The cost of paying interest on this debt is projected to become the largest federal expenditure within a few decades, consuming one-third of all federal taxes. Even that assumes continued low interest rates. Every percentage point they rise adds another $13 trillion in budget interest costs over the next three decades.
In short, an avalanche of debt is upon us. Yet pandering politicians promise even more free lunches, paid for by our kids.
America desperately needs a “grand deal” on deficits, where Republicans and Democrats come together and make the difficult choices to avert a debt-based calamity. We’re all in this together, so everything should be on the table, with no sacred cows.
Such a deal seems wildly implausible. But it has not always been. In a new study, I analyzed the 14 largest deficit-reduction negotiations since 1980. Six of these negotiations successfully led to a deficit-reduction deal, and eight of them failed. Yet the outcome of nearly every negotiation was determined by the same three variables. Satisfying at least two of them always led to a deal. Satisfying one or zero produced failure.
First, there should be a “penalty default” that brings negotiators to the table. This is some painful policy — such as a government shutdown, debt limit default, or deep automatic spending cuts — that would be implemented automatically if a deal is not enacted by a certain date. The 1983 Social Security reforms were motivated by the program’s impending trust fund exhaustion that would bring automatic benefit cuts. The 2011 Budget Control Act was motivated by the need to quickly raise the debt limit and avoid a default on federal obligations.
Today’s challenge is that government shutdowns and debt limits have proven to be increasingly ineffective and dangerous ways to motivate a deal. New penalty defaults are needed to bring lawmakers to the table.
Second, the public must want a deficit-reduction deal. The budget deals enacted between 1985 and 1997 — which helped balance the budget — were driven by voter deficit concerns that made it politically safer for politicians to impose spending cuts and tax hikes. Today, most voters either do not care about the deficit, or are willing to address it in only a partisan fashion.
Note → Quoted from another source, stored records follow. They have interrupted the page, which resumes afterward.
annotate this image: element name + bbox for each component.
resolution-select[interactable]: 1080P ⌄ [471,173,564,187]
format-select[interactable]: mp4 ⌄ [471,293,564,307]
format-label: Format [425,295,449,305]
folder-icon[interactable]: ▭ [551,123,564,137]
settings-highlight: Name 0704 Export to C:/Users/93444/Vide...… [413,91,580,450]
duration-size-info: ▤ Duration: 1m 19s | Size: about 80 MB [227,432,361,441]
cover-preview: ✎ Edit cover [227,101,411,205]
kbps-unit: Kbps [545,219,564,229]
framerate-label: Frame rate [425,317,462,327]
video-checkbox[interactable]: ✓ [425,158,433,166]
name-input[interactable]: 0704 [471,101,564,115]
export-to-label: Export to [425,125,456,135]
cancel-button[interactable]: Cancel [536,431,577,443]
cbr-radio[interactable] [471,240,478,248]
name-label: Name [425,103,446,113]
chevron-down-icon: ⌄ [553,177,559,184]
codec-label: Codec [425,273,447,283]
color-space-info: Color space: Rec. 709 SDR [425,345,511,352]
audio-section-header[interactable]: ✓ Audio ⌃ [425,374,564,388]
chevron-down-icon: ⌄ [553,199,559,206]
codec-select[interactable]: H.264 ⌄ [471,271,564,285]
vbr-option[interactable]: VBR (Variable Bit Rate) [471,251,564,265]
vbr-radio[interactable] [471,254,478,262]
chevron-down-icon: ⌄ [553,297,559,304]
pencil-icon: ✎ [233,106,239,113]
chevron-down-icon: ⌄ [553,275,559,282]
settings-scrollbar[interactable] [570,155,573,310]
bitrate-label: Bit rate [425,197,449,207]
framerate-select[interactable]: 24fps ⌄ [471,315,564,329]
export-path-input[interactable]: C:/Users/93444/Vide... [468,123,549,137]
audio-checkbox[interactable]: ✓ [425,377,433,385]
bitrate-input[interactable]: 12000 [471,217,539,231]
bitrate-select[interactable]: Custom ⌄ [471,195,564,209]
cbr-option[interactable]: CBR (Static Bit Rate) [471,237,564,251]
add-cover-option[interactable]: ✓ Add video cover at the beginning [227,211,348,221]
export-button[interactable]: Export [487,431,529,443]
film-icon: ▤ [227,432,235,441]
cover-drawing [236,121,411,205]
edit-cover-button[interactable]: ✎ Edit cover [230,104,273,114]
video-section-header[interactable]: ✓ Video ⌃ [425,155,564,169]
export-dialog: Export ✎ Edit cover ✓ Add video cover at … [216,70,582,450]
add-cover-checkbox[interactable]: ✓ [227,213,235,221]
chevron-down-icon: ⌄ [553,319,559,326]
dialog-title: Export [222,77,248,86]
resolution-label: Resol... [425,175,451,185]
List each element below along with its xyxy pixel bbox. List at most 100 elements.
Third, Congress and the White House must engage in healthy, good-faith negotiations. During the 1995 deficit-reduction negotiations, President Clinton and the Republican Congress attacked each other publicly (even running TV ads against each other) and relied on deception and intimidation to bully the other side into accepting a lopsided deal. These negotiations inevitably failed, leading to a lengthy government shutdown.
Two years later, both sides tried again. Each side honestly laid out their priorities, made generous concessions, avoided hardball tactics, and worked towards a deal in which both sides could claim victory. Neither side relied on leaking to the media or publicly bullying the other. The result was a popular, bipartisan budget deal that was followed by a balanced budget the following year.
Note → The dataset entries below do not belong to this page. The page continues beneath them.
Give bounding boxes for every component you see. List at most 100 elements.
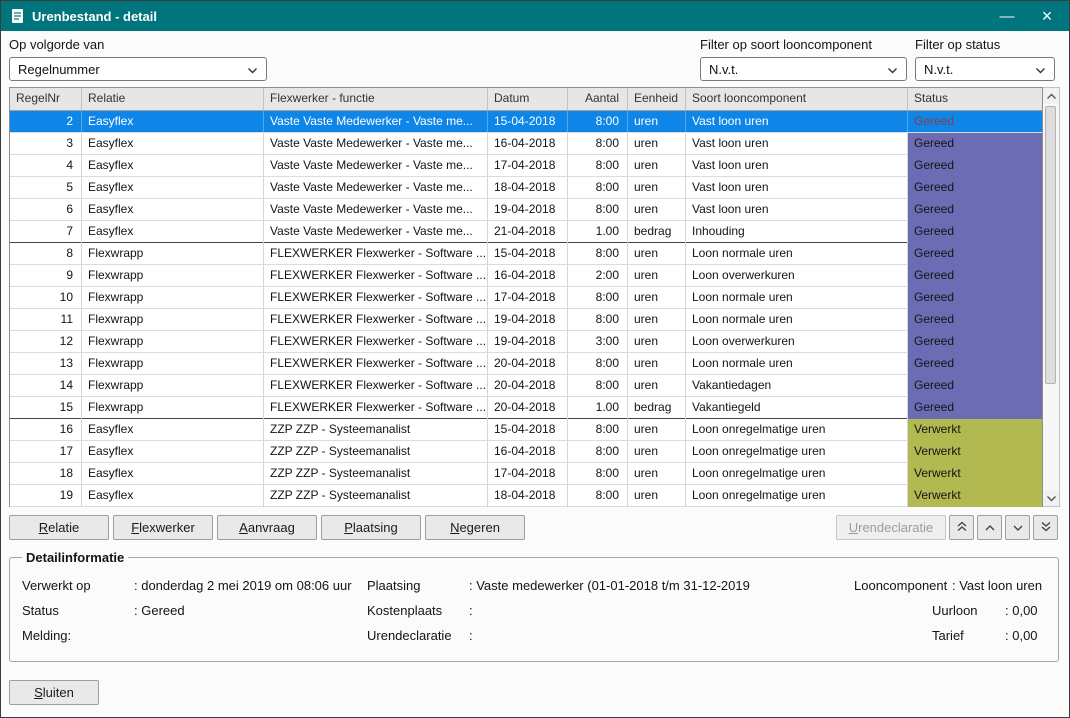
cell-flexwerker: FLEXWERKER Flexwerker - Software ... (264, 309, 488, 331)
close-button[interactable]: × (1027, 1, 1067, 31)
scrollbar-thumb[interactable] (1045, 106, 1056, 384)
cell-status: Gereed (908, 243, 1042, 265)
cell-eenheid: uren (628, 199, 686, 221)
cell-eenheid: uren (628, 309, 686, 331)
table-row[interactable]: 5EasyflexVaste Vaste Medewerker - Vaste … (10, 177, 1042, 199)
scrollbar-track[interactable] (1043, 104, 1059, 490)
cell-eenheid: uren (628, 485, 686, 507)
detail-column-2: Plaatsing: Vaste medewerker (01-01-2018 … (367, 573, 854, 648)
cell-regelnr: 9 (10, 265, 82, 287)
cell-relatie: Easyflex (82, 199, 264, 221)
table-row[interactable]: 8FlexwrappFLEXWERKER Flexwerker - Softwa… (10, 243, 1042, 265)
cell-datum: 21-04-2018 (488, 221, 568, 243)
table-row[interactable]: 9FlexwrappFLEXWERKER Flexwerker - Softwa… (10, 265, 1042, 287)
column-header[interactable]: Aantal (568, 88, 628, 110)
cell-aantal: 8:00 (568, 133, 628, 155)
column-header[interactable]: Eenheid (628, 88, 686, 110)
cell-status: Gereed (908, 331, 1042, 353)
kostenplaats-label: Kostenplaats (367, 603, 469, 618)
chevron-down-icon (1046, 489, 1057, 507)
cell-datum: 20-04-2018 (488, 375, 568, 397)
cell-relatie: Flexwrapp (82, 265, 264, 287)
table-row[interactable]: 18EasyflexZZP ZZP - Systeemanalist17-04-… (10, 463, 1042, 485)
cell-datum: 15-04-2018 (488, 419, 568, 441)
bottom-bar: Sluiten (9, 680, 1061, 705)
cell-aantal: 8:00 (568, 155, 628, 177)
last-row-button[interactable] (1033, 515, 1058, 540)
cell-component: Vast loon uren (686, 177, 908, 199)
plaatsing-button[interactable]: Plaatsing (321, 515, 421, 540)
table-row[interactable]: 14FlexwrappFLEXWERKER Flexwerker - Softw… (10, 375, 1042, 397)
sort-select[interactable]: Regelnummer (9, 57, 267, 81)
filter-component-select[interactable]: N.v.t. (700, 57, 907, 81)
plaatsing-value: : Vaste medewerker (01-01-2018 t/m 31-12… (469, 578, 750, 593)
column-header[interactable]: Relatie (82, 88, 264, 110)
table-row[interactable]: 19EasyflexZZP ZZP - Systeemanalist18-04-… (10, 485, 1042, 507)
flexwerker-button[interactable]: Flexwerker (113, 515, 213, 540)
column-header[interactable]: Datum (488, 88, 568, 110)
relatie-button[interactable]: Relatie (9, 515, 109, 540)
chevron-down-icon (887, 62, 898, 77)
negeren-button[interactable]: Negeren (425, 515, 525, 540)
column-header[interactable]: Flexwerker - functie (264, 88, 488, 110)
cell-datum: 19-04-2018 (488, 331, 568, 353)
table-row[interactable]: 12FlexwrappFLEXWERKER Flexwerker - Softw… (10, 331, 1042, 353)
cell-eenheid: uren (628, 331, 686, 353)
cell-aantal: 8:00 (568, 375, 628, 397)
cell-datum: 17-04-2018 (488, 155, 568, 177)
cell-datum: 18-04-2018 (488, 177, 568, 199)
previous-row-button[interactable] (977, 515, 1002, 540)
chevron-up-icon (984, 520, 996, 535)
action-bar: Relatie Flexwerker Aanvraag Plaatsing Ne… (9, 515, 1058, 540)
table-row[interactable]: 17EasyflexZZP ZZP - Systeemanalist16-04-… (10, 441, 1042, 463)
first-row-button[interactable] (949, 515, 974, 540)
cell-datum: 19-04-2018 (488, 199, 568, 221)
cell-eenheid: uren (628, 463, 686, 485)
table-row[interactable]: 3EasyflexVaste Vaste Medewerker - Vaste … (10, 133, 1042, 155)
chevron-down-icon (1012, 520, 1024, 535)
cell-datum: 20-04-2018 (488, 397, 568, 419)
cell-eenheid: uren (628, 419, 686, 441)
minimize-button[interactable]: — (987, 1, 1027, 31)
aanvraag-button[interactable]: Aanvraag (217, 515, 317, 540)
column-header[interactable]: Soort looncomponent (686, 88, 908, 110)
cell-status: Gereed (908, 397, 1042, 419)
table-header-row: RegelNrRelatieFlexwerker - functieDatumA… (10, 88, 1042, 111)
urendeclaratie-button[interactable]: Urendeclaratie (836, 515, 946, 540)
table-row[interactable]: 2EasyflexVaste Vaste Medewerker - Vaste … (10, 111, 1042, 133)
cell-status: Gereed (908, 375, 1042, 397)
cell-status: Verwerkt (908, 463, 1042, 485)
column-header[interactable]: Status (908, 88, 1042, 110)
table-row[interactable]: 16EasyflexZZP ZZP - Systeemanalist15-04-… (10, 419, 1042, 441)
cell-flexwerker: FLEXWERKER Flexwerker - Software ... (264, 331, 488, 353)
cell-regelnr: 17 (10, 441, 82, 463)
sluiten-button[interactable]: Sluiten (9, 680, 99, 705)
vertical-scrollbar[interactable] (1043, 87, 1060, 507)
filter-status-select[interactable]: N.v.t. (915, 57, 1055, 81)
cell-relatie: Easyflex (82, 441, 264, 463)
cell-relatie: Flexwrapp (82, 375, 264, 397)
table-row[interactable]: 4EasyflexVaste Vaste Medewerker - Vaste … (10, 155, 1042, 177)
cell-aantal: 8:00 (568, 199, 628, 221)
column-header[interactable]: RegelNr (10, 88, 82, 110)
scroll-down-button[interactable] (1043, 490, 1059, 506)
uurloon-label: Uurloon (932, 603, 1005, 618)
cell-flexwerker: Vaste Vaste Medewerker - Vaste me... (264, 177, 488, 199)
cell-datum: 17-04-2018 (488, 287, 568, 309)
table-row[interactable]: 10FlexwrappFLEXWERKER Flexwerker - Softw… (10, 287, 1042, 309)
cell-eenheid: bedrag (628, 397, 686, 419)
cell-eenheid: uren (628, 353, 686, 375)
filter-component-value: N.v.t. (709, 62, 738, 77)
scroll-up-button[interactable] (1043, 88, 1059, 104)
cell-component: Loon onregelmatige uren (686, 463, 908, 485)
cell-eenheid: uren (628, 287, 686, 309)
table-row[interactable]: 7EasyflexVaste Vaste Medewerker - Vaste … (10, 221, 1042, 243)
kostenplaats-value: : (469, 603, 473, 618)
table-row[interactable]: 13FlexwrappFLEXWERKER Flexwerker - Softw… (10, 353, 1042, 375)
cell-regelnr: 2 (10, 111, 82, 133)
table-row[interactable]: 6EasyflexVaste Vaste Medewerker - Vaste … (10, 199, 1042, 221)
next-row-button[interactable] (1005, 515, 1030, 540)
table-row[interactable]: 11FlexwrappFLEXWERKER Flexwerker - Softw… (10, 309, 1042, 331)
cell-regelnr: 16 (10, 419, 82, 441)
table-row[interactable]: 15FlexwrappFLEXWERKER Flexwerker - Softw… (10, 397, 1042, 419)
This “healthy negotiations” variable was regularly present in the 1980s and 1990s budget negotiations — and has never been present since. That is the lead reason why only one successful deficit-reduction negotiation has occurred in the past 20 years. Republicans and Democrats no longer know how to negotiate with — or even tolerate — each other. And yes, both parties are to blame on that.
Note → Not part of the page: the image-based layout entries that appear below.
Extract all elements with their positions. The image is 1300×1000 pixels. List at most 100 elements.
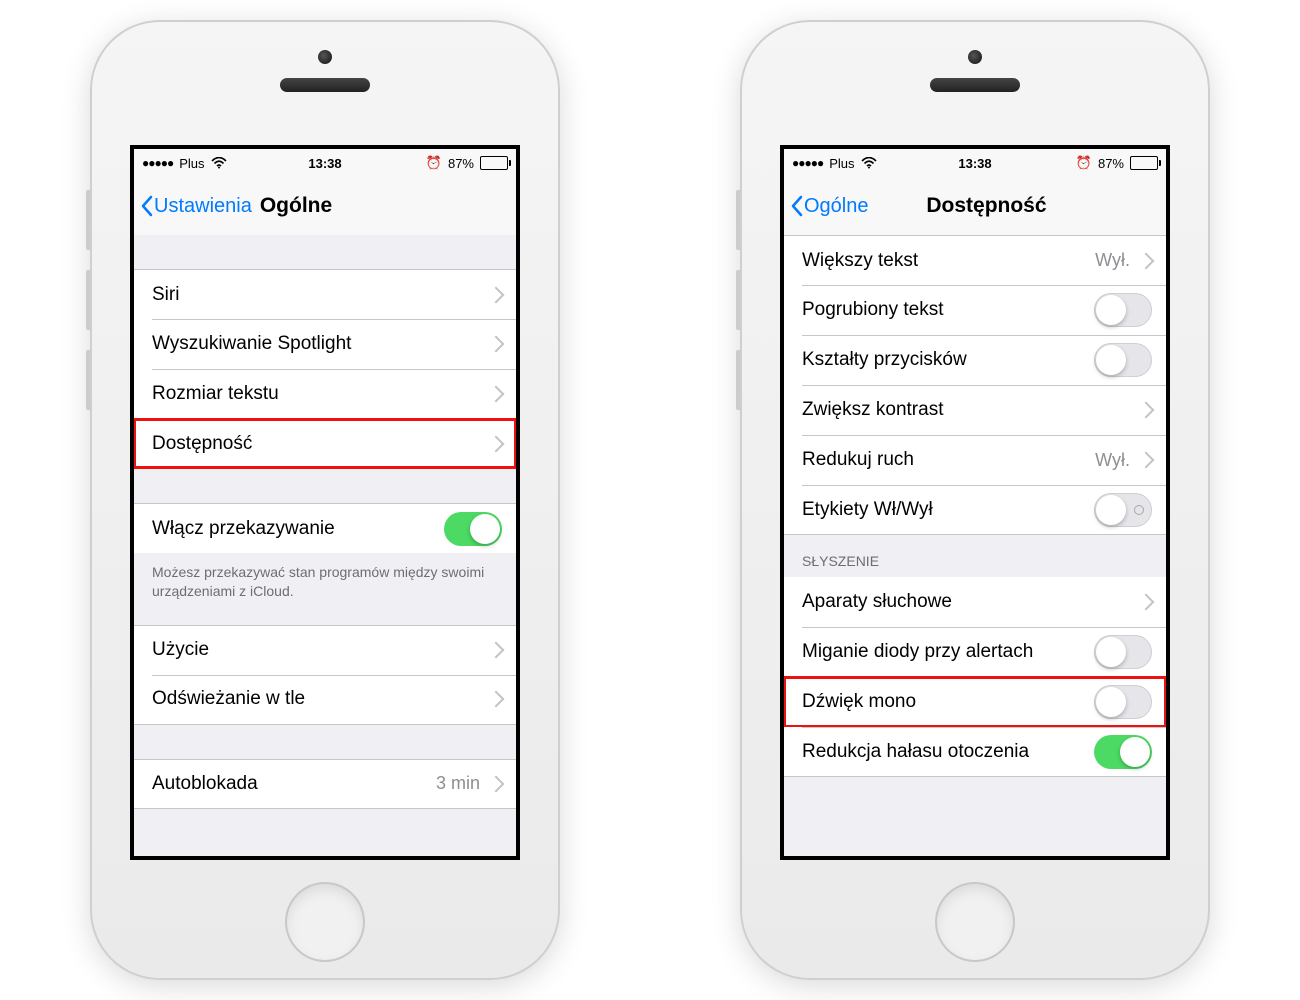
row-label: Zwiększ kontrast xyxy=(802,399,943,421)
row-mono-audio[interactable]: Dźwięk mono xyxy=(784,677,1166,727)
row-label: Dostępność xyxy=(152,433,252,455)
carrier-label: Plus xyxy=(179,156,204,171)
front-camera-icon xyxy=(968,50,982,64)
chevron-right-icon xyxy=(488,336,505,353)
back-button[interactable]: Ogólne xyxy=(784,195,869,218)
chevron-right-icon xyxy=(1138,452,1155,469)
battery-pct-label: 87% xyxy=(448,156,474,171)
battery-pct-label: 87% xyxy=(1098,156,1124,171)
row-increase-contrast[interactable]: Zwiększ kontrast xyxy=(784,385,1166,435)
row-detail: Wył. xyxy=(1095,250,1130,271)
page-title: Ogólne xyxy=(260,194,332,218)
screen-right: ●●●●● Plus 13:38 ⏰ 87% Ogólne xyxy=(780,145,1170,860)
row-onoff-labels[interactable]: Etykiety Wł/Wył xyxy=(784,485,1166,535)
carrier-label: Plus xyxy=(829,156,854,171)
group-header-hearing: SŁYSZENIE xyxy=(784,535,1166,577)
row-button-shapes[interactable]: Kształty przycisków xyxy=(784,335,1166,385)
alarm-icon: ⏰ xyxy=(426,155,442,171)
group-hearing: SŁYSZENIE Aparaty słuchowe Miganie diody… xyxy=(784,535,1166,777)
chevron-right-icon xyxy=(1138,402,1155,419)
row-autolock[interactable]: Autoblokada 3 min xyxy=(134,759,516,809)
chevron-right-icon xyxy=(488,642,505,659)
page-title: Dostępność xyxy=(926,194,1046,218)
row-siri[interactable]: Siri xyxy=(134,269,516,319)
signal-dots-icon: ●●●●● xyxy=(792,156,823,170)
row-larger-text[interactable]: Większy tekst Wył. xyxy=(784,235,1166,285)
alarm-icon: ⏰ xyxy=(1076,155,1092,171)
group-vision: Większy tekst Wył. Pogrubiony tekst Kszt… xyxy=(784,235,1166,535)
row-label: Odświeżanie w tle xyxy=(152,688,305,710)
row-text-size[interactable]: Rozmiar tekstu xyxy=(134,369,516,419)
wifi-icon xyxy=(861,157,877,169)
row-label: Włącz przekazywanie xyxy=(152,518,335,540)
earpiece-speaker-icon xyxy=(280,78,370,92)
row-detail: Wył. xyxy=(1095,450,1130,471)
row-handoff[interactable]: Włącz przekazywanie xyxy=(134,503,516,553)
clock-label: 13:38 xyxy=(308,156,341,171)
row-led-flash[interactable]: Miganie diody przy alertach xyxy=(784,627,1166,677)
row-bold-text[interactable]: Pogrubiony tekst xyxy=(784,285,1166,335)
wifi-icon xyxy=(211,157,227,169)
signal-dots-icon: ●●●●● xyxy=(142,156,173,170)
nav-header: Ustawienia Ogólne xyxy=(134,177,516,236)
accessibility-list: Większy tekst Wył. Pogrubiony tekst Kszt… xyxy=(784,235,1166,856)
group-general-1: Siri Wyszukiwanie Spotlight Rozmiar teks… xyxy=(134,269,516,469)
battery-icon xyxy=(1130,156,1158,170)
row-label: Rozmiar tekstu xyxy=(152,383,279,405)
row-label: Większy tekst xyxy=(802,250,918,272)
front-camera-icon xyxy=(318,50,332,64)
row-label: Miganie diody przy alertach xyxy=(802,641,1033,663)
mono-audio-toggle[interactable] xyxy=(1094,685,1152,719)
bold-text-toggle[interactable] xyxy=(1094,293,1152,327)
status-left: ●●●●● Plus xyxy=(792,156,877,171)
status-bar: ●●●●● Plus 13:38 ⏰ 87% xyxy=(134,149,516,177)
group-usage: Użycie Odświeżanie w tle xyxy=(134,625,516,725)
phone-right: ●●●●● Plus 13:38 ⏰ 87% Ogólne xyxy=(740,20,1210,980)
chevron-right-icon xyxy=(488,775,505,792)
row-spotlight[interactable]: Wyszukiwanie Spotlight xyxy=(134,319,516,369)
onoff-labels-toggle[interactable] xyxy=(1094,493,1152,527)
back-label: Ogólne xyxy=(804,195,869,218)
chevron-right-icon xyxy=(488,286,505,303)
row-label: Kształty przycisków xyxy=(802,349,967,371)
button-shapes-toggle[interactable] xyxy=(1094,343,1152,377)
row-label: Wyszukiwanie Spotlight xyxy=(152,333,351,355)
row-accessibility[interactable]: Dostępność xyxy=(134,419,516,469)
led-flash-toggle[interactable] xyxy=(1094,635,1152,669)
earpiece-speaker-icon xyxy=(930,78,1020,92)
phone-top-hardware xyxy=(280,50,370,92)
row-noise-reduction[interactable]: Redukcja hałasu otoczenia xyxy=(784,727,1166,777)
group-autolock: Autoblokada 3 min xyxy=(134,759,516,809)
row-label: Autoblokada xyxy=(152,773,258,795)
back-label: Ustawienia xyxy=(154,195,252,218)
battery-icon xyxy=(480,156,508,170)
chevron-right-icon xyxy=(488,691,505,708)
chevron-right-icon xyxy=(488,386,505,403)
status-bar: ●●●●● Plus 13:38 ⏰ 87% xyxy=(784,149,1166,177)
row-label: Etykiety Wł/Wył xyxy=(802,499,933,521)
status-left: ●●●●● Plus xyxy=(142,156,227,171)
row-reduce-motion[interactable]: Redukuj ruch Wył. xyxy=(784,435,1166,485)
clock-label: 13:38 xyxy=(958,156,991,171)
handoff-toggle[interactable] xyxy=(444,512,502,546)
handoff-footnote: Możesz przekazywać stan programów między… xyxy=(134,553,516,611)
row-label: Aparaty słuchowe xyxy=(802,591,952,613)
row-usage[interactable]: Użycie xyxy=(134,625,516,675)
chevron-right-icon xyxy=(488,435,505,452)
home-button[interactable] xyxy=(285,882,365,962)
phone-left: ●●●●● Plus 13:38 ⏰ 87% Ustawienia xyxy=(90,20,560,980)
screen-left: ●●●●● Plus 13:38 ⏰ 87% Ustawienia xyxy=(130,145,520,860)
row-background-refresh[interactable]: Odświeżanie w tle xyxy=(134,675,516,725)
row-label: Siri xyxy=(152,284,179,306)
home-button[interactable] xyxy=(935,882,1015,962)
row-label: Użycie xyxy=(152,639,209,661)
back-button[interactable]: Ustawienia xyxy=(134,195,252,218)
row-hearing-aids[interactable]: Aparaty słuchowe xyxy=(784,577,1166,627)
row-detail: 3 min xyxy=(436,773,480,794)
phone-top-hardware xyxy=(930,50,1020,92)
chevron-right-icon xyxy=(1138,594,1155,611)
status-right: ⏰ 87% xyxy=(1076,155,1158,171)
chevron-right-icon xyxy=(1138,252,1155,269)
noise-reduction-toggle[interactable] xyxy=(1094,735,1152,769)
row-label: Pogrubiony tekst xyxy=(802,299,944,321)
Future deficit negotiations also will be more difficult because past negotiations picked the low-hanging fruit. More than half of all savings from past deficit-reduction deals came from discretionary spending (mostly defense) — reducing the discretionary spending share of the budget to less than one-fourth within the next decade. Savings from small entitlement programs, modest tax changes and user fees also have played a role in past deficit-reduction deals.
What’s left? The Social Security and Medicare systems face a $100 trillion cash shortfall over the next 30 years, while the rest of the budget is projected to run a $16 trillion surplus. Closing this gap will require some combination of Social Security and Medicare reforms, and new taxes that include the middle-class. Defense cuts, social spending cuts, and millionaire taxes should be on the table, but cannot close more than a small fraction of that combined $84 trillion shortfall. The math is unforgiving.
This represents a challenge to both politicians and voters. The president and Congress need to get off of Twitter, rebuild relationships and learn to negotiate despite their strong disagreements. The public must also stop demanding more free lunch policies from politicians. After all, the climate change movement focuses on imposing relatively-modest reforms now to avoid calamity later. Imposing modest budget reforms now, before an $84 trillion deluge of debt brings a Greece-style economic calamity, also should be a top priority.